Penulis: SYARIF HIDAYATULLAH PUTRA A.

BAB 1: Gema dari Balik Nisan


Langit di atas Lembah Aridorn tidak pernah benar-benar terang. Kabut kelabu selalu menggantung, seolah menahan sinar matahari agar tidak menyentuh tanah yang sudah lama mati itu. Di tengah keheningan yang mencekam, terdengar suara gesekan logam yang berat.

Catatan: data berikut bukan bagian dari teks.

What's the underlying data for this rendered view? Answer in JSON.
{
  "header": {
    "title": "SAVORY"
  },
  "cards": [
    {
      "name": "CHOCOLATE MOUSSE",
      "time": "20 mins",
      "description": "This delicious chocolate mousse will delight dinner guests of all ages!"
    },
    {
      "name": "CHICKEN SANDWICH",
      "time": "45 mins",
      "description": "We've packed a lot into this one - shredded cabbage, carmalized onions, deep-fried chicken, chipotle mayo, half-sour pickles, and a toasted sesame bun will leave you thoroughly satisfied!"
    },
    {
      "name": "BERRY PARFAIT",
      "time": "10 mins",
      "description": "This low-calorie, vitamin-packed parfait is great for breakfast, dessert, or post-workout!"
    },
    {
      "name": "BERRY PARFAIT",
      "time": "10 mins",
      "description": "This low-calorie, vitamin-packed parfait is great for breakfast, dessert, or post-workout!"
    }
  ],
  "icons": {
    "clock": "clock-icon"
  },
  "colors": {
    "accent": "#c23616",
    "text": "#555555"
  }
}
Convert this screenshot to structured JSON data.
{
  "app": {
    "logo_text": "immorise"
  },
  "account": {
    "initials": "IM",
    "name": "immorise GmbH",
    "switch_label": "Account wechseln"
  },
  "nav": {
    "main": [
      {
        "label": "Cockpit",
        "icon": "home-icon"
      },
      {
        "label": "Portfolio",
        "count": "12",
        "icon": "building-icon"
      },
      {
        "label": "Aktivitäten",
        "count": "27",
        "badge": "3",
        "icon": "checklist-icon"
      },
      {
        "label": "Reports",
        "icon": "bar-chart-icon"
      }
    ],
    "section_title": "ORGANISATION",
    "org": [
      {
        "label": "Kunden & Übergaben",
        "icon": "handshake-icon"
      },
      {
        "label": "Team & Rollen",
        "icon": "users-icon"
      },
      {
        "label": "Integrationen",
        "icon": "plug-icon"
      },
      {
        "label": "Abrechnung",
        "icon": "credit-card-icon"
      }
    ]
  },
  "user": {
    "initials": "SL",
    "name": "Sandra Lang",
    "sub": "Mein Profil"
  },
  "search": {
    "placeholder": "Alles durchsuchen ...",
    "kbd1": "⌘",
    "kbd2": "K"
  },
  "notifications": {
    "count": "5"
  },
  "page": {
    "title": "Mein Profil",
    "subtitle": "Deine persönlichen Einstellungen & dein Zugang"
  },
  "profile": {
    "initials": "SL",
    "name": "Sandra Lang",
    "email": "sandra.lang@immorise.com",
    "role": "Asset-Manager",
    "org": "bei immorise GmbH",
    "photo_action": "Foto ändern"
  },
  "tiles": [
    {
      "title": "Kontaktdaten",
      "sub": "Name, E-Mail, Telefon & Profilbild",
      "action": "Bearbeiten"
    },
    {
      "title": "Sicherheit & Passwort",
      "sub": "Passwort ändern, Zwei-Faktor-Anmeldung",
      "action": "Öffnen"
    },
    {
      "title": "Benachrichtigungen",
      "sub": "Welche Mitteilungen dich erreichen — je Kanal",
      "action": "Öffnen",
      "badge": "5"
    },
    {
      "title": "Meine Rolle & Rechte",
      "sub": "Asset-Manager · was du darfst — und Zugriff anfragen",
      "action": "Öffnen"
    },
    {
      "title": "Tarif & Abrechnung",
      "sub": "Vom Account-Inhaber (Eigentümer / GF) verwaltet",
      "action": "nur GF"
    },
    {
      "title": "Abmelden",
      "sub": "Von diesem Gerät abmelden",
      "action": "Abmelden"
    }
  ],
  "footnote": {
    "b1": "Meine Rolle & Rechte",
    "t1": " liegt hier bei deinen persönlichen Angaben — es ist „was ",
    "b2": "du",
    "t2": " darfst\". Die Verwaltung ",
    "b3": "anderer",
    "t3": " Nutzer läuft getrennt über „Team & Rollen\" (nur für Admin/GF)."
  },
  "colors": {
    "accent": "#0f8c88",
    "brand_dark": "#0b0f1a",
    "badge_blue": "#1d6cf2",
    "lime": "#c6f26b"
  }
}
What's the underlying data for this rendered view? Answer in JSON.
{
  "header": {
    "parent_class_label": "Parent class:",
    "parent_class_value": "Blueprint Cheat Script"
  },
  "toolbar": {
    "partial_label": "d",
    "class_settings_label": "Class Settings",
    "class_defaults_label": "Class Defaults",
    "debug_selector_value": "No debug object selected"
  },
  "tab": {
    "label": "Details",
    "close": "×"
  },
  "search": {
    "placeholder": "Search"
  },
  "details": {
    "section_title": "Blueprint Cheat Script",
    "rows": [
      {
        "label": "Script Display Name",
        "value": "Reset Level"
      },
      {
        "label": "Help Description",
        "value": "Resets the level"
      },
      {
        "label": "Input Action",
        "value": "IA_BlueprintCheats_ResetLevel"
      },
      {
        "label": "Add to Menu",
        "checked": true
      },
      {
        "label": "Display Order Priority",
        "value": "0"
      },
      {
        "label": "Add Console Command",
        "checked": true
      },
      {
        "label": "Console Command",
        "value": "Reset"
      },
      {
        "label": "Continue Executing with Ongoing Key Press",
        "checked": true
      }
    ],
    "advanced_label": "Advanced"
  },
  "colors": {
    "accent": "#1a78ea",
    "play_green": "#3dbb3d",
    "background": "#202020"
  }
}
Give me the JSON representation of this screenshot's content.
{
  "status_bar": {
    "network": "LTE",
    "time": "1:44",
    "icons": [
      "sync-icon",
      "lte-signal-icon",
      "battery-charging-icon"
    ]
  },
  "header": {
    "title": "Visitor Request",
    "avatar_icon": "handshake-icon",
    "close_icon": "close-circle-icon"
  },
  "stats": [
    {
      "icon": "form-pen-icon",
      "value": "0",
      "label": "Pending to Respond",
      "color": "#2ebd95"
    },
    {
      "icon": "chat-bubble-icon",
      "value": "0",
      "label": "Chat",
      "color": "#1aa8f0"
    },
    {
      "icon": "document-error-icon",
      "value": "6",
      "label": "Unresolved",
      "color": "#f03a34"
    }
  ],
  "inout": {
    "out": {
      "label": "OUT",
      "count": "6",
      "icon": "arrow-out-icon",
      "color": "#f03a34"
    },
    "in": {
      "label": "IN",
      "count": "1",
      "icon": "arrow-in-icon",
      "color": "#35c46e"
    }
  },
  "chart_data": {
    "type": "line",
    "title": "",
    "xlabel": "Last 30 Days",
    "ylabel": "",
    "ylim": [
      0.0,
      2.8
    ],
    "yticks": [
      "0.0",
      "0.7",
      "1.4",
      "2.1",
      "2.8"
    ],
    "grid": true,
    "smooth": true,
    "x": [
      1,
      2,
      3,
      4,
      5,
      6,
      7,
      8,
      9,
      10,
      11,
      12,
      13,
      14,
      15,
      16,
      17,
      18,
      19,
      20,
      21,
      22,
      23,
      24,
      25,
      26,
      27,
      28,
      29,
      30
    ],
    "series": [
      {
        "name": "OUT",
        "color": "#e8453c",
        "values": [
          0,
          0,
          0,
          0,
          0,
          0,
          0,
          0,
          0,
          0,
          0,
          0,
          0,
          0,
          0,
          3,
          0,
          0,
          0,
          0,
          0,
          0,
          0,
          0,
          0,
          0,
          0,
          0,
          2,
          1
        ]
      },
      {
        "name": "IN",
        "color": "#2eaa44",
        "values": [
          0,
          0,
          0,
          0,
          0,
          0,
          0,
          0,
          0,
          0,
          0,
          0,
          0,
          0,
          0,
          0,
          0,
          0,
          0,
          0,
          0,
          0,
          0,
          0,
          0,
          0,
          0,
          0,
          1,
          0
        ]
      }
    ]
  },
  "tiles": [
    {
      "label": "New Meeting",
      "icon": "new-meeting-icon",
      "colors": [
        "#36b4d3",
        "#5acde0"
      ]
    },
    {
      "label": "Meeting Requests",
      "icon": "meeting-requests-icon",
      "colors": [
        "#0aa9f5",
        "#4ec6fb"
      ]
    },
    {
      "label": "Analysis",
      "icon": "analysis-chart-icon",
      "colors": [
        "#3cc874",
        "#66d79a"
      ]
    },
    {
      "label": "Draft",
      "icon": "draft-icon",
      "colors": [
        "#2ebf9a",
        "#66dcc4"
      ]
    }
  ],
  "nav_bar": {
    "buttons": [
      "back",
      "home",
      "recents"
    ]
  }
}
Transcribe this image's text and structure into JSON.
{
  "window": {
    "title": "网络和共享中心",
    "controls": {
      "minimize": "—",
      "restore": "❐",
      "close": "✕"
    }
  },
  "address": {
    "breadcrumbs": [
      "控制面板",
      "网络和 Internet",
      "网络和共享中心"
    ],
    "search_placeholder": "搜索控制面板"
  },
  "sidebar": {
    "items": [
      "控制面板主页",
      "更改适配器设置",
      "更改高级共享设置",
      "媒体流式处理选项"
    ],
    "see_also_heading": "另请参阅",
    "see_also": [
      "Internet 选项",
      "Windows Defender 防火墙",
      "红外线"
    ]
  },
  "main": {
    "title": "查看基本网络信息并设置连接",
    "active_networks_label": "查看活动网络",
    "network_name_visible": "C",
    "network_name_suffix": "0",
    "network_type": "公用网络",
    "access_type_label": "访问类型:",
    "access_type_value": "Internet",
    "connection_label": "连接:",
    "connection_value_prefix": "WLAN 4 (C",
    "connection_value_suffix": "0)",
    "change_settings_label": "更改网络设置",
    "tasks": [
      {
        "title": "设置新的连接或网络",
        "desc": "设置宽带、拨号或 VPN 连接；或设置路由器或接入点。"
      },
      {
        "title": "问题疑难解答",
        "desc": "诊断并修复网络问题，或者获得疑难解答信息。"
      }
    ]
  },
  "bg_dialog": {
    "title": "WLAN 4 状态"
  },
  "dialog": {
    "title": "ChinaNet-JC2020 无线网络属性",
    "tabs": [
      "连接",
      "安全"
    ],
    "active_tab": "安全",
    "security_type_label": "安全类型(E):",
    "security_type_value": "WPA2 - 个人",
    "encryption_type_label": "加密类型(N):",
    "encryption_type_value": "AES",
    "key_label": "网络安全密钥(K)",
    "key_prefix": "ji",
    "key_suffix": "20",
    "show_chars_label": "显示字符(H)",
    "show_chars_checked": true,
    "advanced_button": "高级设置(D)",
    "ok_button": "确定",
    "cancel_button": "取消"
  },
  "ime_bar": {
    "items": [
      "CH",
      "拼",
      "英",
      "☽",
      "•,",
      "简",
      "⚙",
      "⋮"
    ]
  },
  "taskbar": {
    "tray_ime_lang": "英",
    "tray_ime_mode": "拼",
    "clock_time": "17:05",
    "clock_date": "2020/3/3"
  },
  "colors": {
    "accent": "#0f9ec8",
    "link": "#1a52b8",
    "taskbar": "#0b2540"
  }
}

​Kepin berdiri di depan sebuah makam kuno yang sudah tertutup lumut hitam. Jubahnya yang compang-camping tertiup angin dingin, menyingkapkan rajah-rajah biru pucat yang bercahaya redup di lengannya. Di tangan kanannya, ia menggenggam sebuah tongkat kayu hitam dengan kristal zamrud yang berdenyut, seirama dengan detak jantungnya yang melambat.

​"Sudah waktunya," bisik Kepin. Suaranya serak, seolah sudah bertahun-tahun tidak digunakan untuk bicara.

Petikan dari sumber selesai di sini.